Herrema has settled into the cozy confines of '80s arena rock à la Ratt, Motley Crue, Def Leppard, et al., by finding the gnarliest-looking dudes who could shred and turning everything up to 11. One could hear elements of this in her former band's later records, but Royal Trux always seemed to be doing everything in their power to separate the riff from the chaff, if you will. Nonetheless, JJ Got Live RaTX (a studio concoction, despite its title) continues this approach with its slabs of rawk, equipped with Herrema's patented tough run through more effects pedals than a Nels Cline workshop.
"You Should Shut Up" pretty much sets the tone from the get-go. Imagine Joan Jett fronting Def Leppard, and you'll get the gist. "Mr. Wall," where Herrema repeats one verse over and over about a creepy high school teacher, even reminds me of Jett's snotty teenage years with Lita Ford in The Runaways, which is not a bad thing at all.
It's style over substance, for sure, but it's got to be a chore to write a record that sounds heavily indebted to a sound and era without coming off like a tribute band--and Herrema and company have done just that.

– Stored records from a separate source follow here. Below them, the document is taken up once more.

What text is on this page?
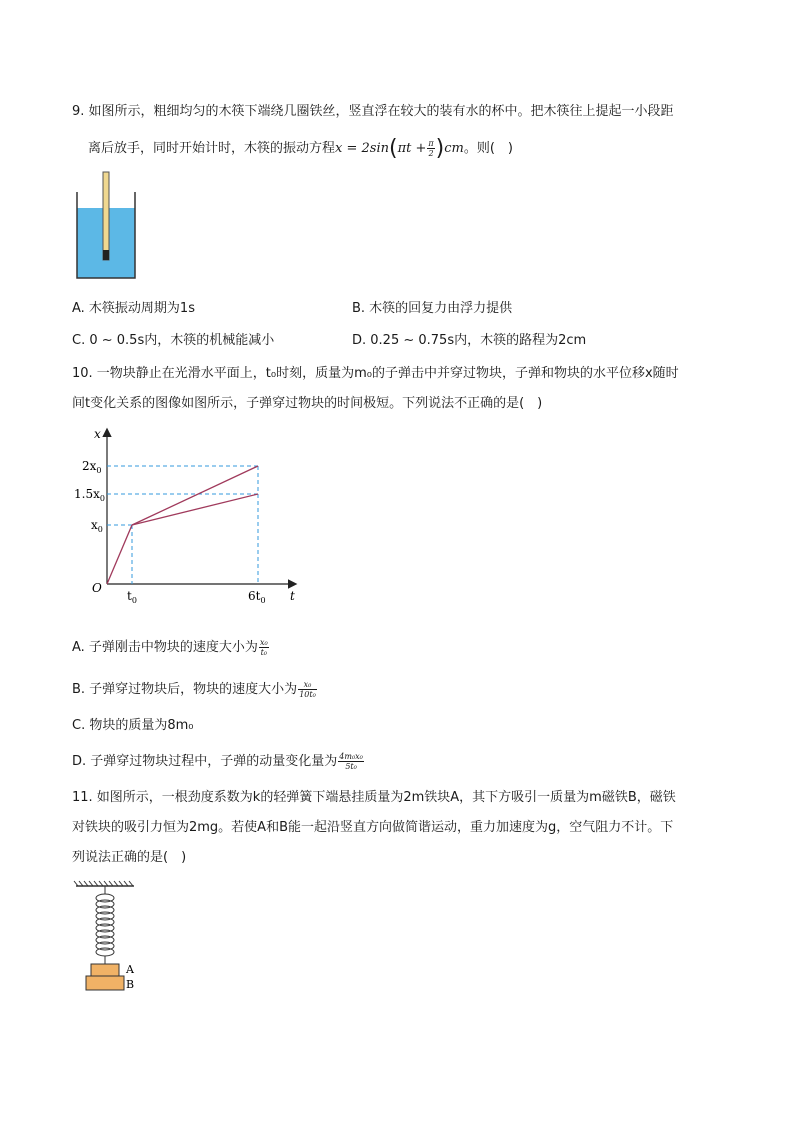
9. 如图所示，粗细均匀的木筷下端绕几圈铁丝，竖直浮在较大的装有水的杯中。把木筷往上提起一小段距
离后放手，同时开始计时，木筷的振动方程$x = 2\sin(\pi t + \frac{\pi}{2} )cm$。则(　)
A. 木筷振动周期为1s	B. 木筷的回复力由浮力提供
C. 0 ~ 0.5s内，木筷的机械能减小	D. 0.25 ~ 0.75s内，木筷的路程为2cm
10. 一物块静止在光滑水平面上，t₀时刻，质量为m₀的子弹击中并穿过物块，子弹和物块的水平位移x随时
间t变化关系的图像如图所示，子弹穿过物块的时间极短。下列说法不正确的是(　)
x
t
O
$2x_0$
$1.5x_0$
$x_0$
$t_0$	$6t_0$
A. 子弹刚击中物块的速度大小为 $\frac{\text{x₀}}{\text{t₀}}$
B. 子弹穿过物块后，物块的速度大小为 $\frac{\text{x₀}}{\text{10t₀}}$
C. 物块的质量为8m₀
D. 子弹穿过物块过程中，子弹的动量变化量为 $\frac{\text{4m₀x₀}}{\text{5t₀}}$
11. 如图所示，一根劲度系数为k的轻弹簧下端悬挂质量为2m铁块A，其下方吸引一质量为m磁铁B，磁铁
对铁块的吸引力恒为2mg。若使A和B能一起沿竖直方向做简谐运动，重力加速度为g，空气阻力不计。下
列说法正确的是(　)
A
B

In his time since pulling the plug on Royal Trux, Neil Michael Hagerty has been anything but predictable. After a few albums under his own name, Hagerty started the Howling Hex as, seemingly, a way to hide behind the music and let it speak for itself. It also marked a more experimental shift, with each successive album featuring different players and themes. Heck, Hagerty, as gifted of a guitarist as he is, even switched to bass a few albums back. How's that for taking one for the team?
While previous releases have focused on the near-hypnotic repetition of riffs and jams, and 2007's XI was straight-up boogie, Junk takes a wide turn by removing drums and bass, adding organ, and putting Hagerty back on guitar.
Sweney Tidball's Hammond B3 organ tends to dominate on most of the 10 tracks (and makes you wonder how much time he's spent on merry-go-rounds and/or in early-'80s pizza joints), especially album-opener "Big Chief Big Wheel," which could be mistaken for something heard on a saloon jukebox--on Mars. Meanwhile, Hagerty's guitar howls and wails on tracks like "Annie Get Redzy." While his raw and yowling vocals are present, they are given a nice break by Eleanor Whitmore's crooning pipes on "Faithful Sister." At only 33 minutes, the ride is short and welcomes repeated listens.
If RTX is a bit of a one-trick, rock 'n' roll pony, the Howling Hex has lots of tricks and uses whatever pony happens to be around. It may not be predictable or familiar, but interesting and prolific artists rarely are.